By expanding its offerings, Oxford Nanopore reasons, it can address more segments of the DNA sequencing market. PromethION is intended to enable large-scale, on-demand sequencing of human, plant, or animal genomes; while Flongle is designed to enable the rapid real-time genetic analysis of infectious diseases, targeted analyses in precision medicine, food and/or water-safety surveillance, and science education.


‘Driving a Change’

“In recent weeks, both Oxford Nanopore and our customers have shown very high yields of data from PromethION Flow Cells, demonstrating low-cost long-read nanopore sequencing at large scale,” Oxford Nanopore CEO Gordon Sanghera, Ph.D., said in a statement. “We are driving a change in how scientists and industries access DNA information, by introducing smaller, accessible, low-cost formats, including our forthcoming smartphone sequencer SmidgION. Our investors are ambitious and support our long-term vision: to enable the analysis of any living thing, by anyone, anywhere.”

The company’s suite of offerings is also intended to enable direct RNA sequencing, as well as provide full-length transcript and viral genome profiling, precise quantification, the ability to identify modified bases in real time, and simplifying workflows.

Oxford Nanopore added that the financing will enable it to expand its commercial staff, which now serves more than 70 countries.

Headquartered in its namesake Oxford, UK, and Cambridge, UK, Oxford Nanopore maintains commercial operations in New York and Cambridge, MA, as well as in China, Japan, France, and Germany. The company said it recently opened its new Oxford HQ, and is opening additional offices in Shanghai and San Francisco.

Oxford Nanopore’s financing comes more than three months after J Capital Research published a negative report labeling Oxford Nanopore “a company that cannot make its technology work but whose valuation has been bloated by successive rounds of investment.” The company “is understood to believe the report is inaccurate,” The Times of London reported, with Dr. Sanghera adding that Oxford Nanopore has “passed through technology validation. This is about commercial execution now.”

Dr. Sanghera told the newspaper 6,000 MinION sequencers are in use worldwide, with applications including tracking the ebola virus across west Africa, and researching zika in South America. The financing, he added, would help keep the company independent, and avoid the fate of his previous employer Medisense, a glucose monitoring business sold to Abbott Laboratories in 1996 for $876 million.
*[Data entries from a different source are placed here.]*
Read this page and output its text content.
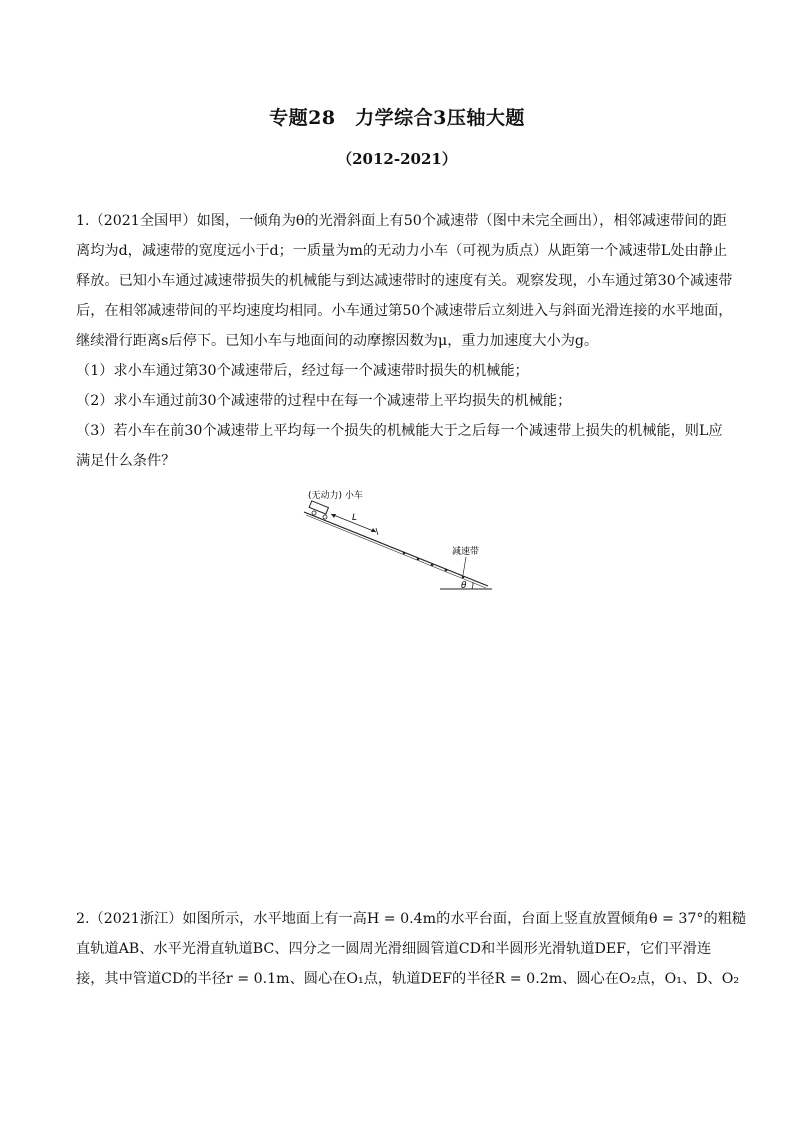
专题28　力学综合3压轴大题
（2012-2021）
1.（2021全国甲）如图，一倾角为θ的光滑斜面上有50个减速带（图中未完全画出），相邻减速带间的距
离均为d，减速带的宽度远小于d；一质量为m的无动力小车（可视为质点）从距第一个减速带L处由静止
释放。已知小车通过减速带损失的机械能与到达减速带时的速度有关。观察发现，小车通过第30个减速带
后，在相邻减速带间的平均速度均相同。小车通过第50个减速带后立刻进入与斜面光滑连接的水平地面，
继续滑行距离s后停下。已知小车与地面间的动摩擦因数为μ，重力加速度大小为g。
（1）求小车通过第30个减速带后，经过每一个减速带时损失的机械能；
（2）求小车通过前30个减速带的过程中在每一个减速带上平均损失的机械能；
（3）若小车在前30个减速带上平均每一个损失的机械能大于之后每一个减速带上损失的机械能，则L应
满足什么条件？
(无动力) 小车
L
减速带
θ
2.（2021浙江）如图所示，水平地面上有一高H = 0.4m的水平台面，台面上竖直放置倾角θ = 37°的粗糙
直轨道AB、水平光滑直轨道BC、四分之一圆周光滑细圆管道CD和半圆形光滑轨道DEF，它们平滑连
接，其中管道CD的半径r = 0.1m、圆心在O₁点，轨道DEF的半径R = 0.2m、圆心在O₂点，O₁、D、O₂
The financing attracted global investors that included the Singapore global investment firm GIC, Chinese-owned investment services company CCB International, the Australian fund Hostplus, and existing investors.

“This investment reflects our confidence in the global demand outlook for DNA information across many industries over the long term,” Bryan Yeo, GIC’s chief investment officer of public equities, said in a statement. “Oxford Nanopore has a unique business model of providing accessible, real-time DNA-analysis technologies that can be applied to pocket-sized or industrial installations. We believe this will continue to drive growth in their user base as well as in new applications for DNA- or RNA-sequencing.”

Added David Elia, CEO of Hostplus: “We are excited by the possibilities of Oxford Nanopore technology to develop new applied markets and to revolutionize testing. This could be in oncology, infectious disease, reproductive health and blood screening.”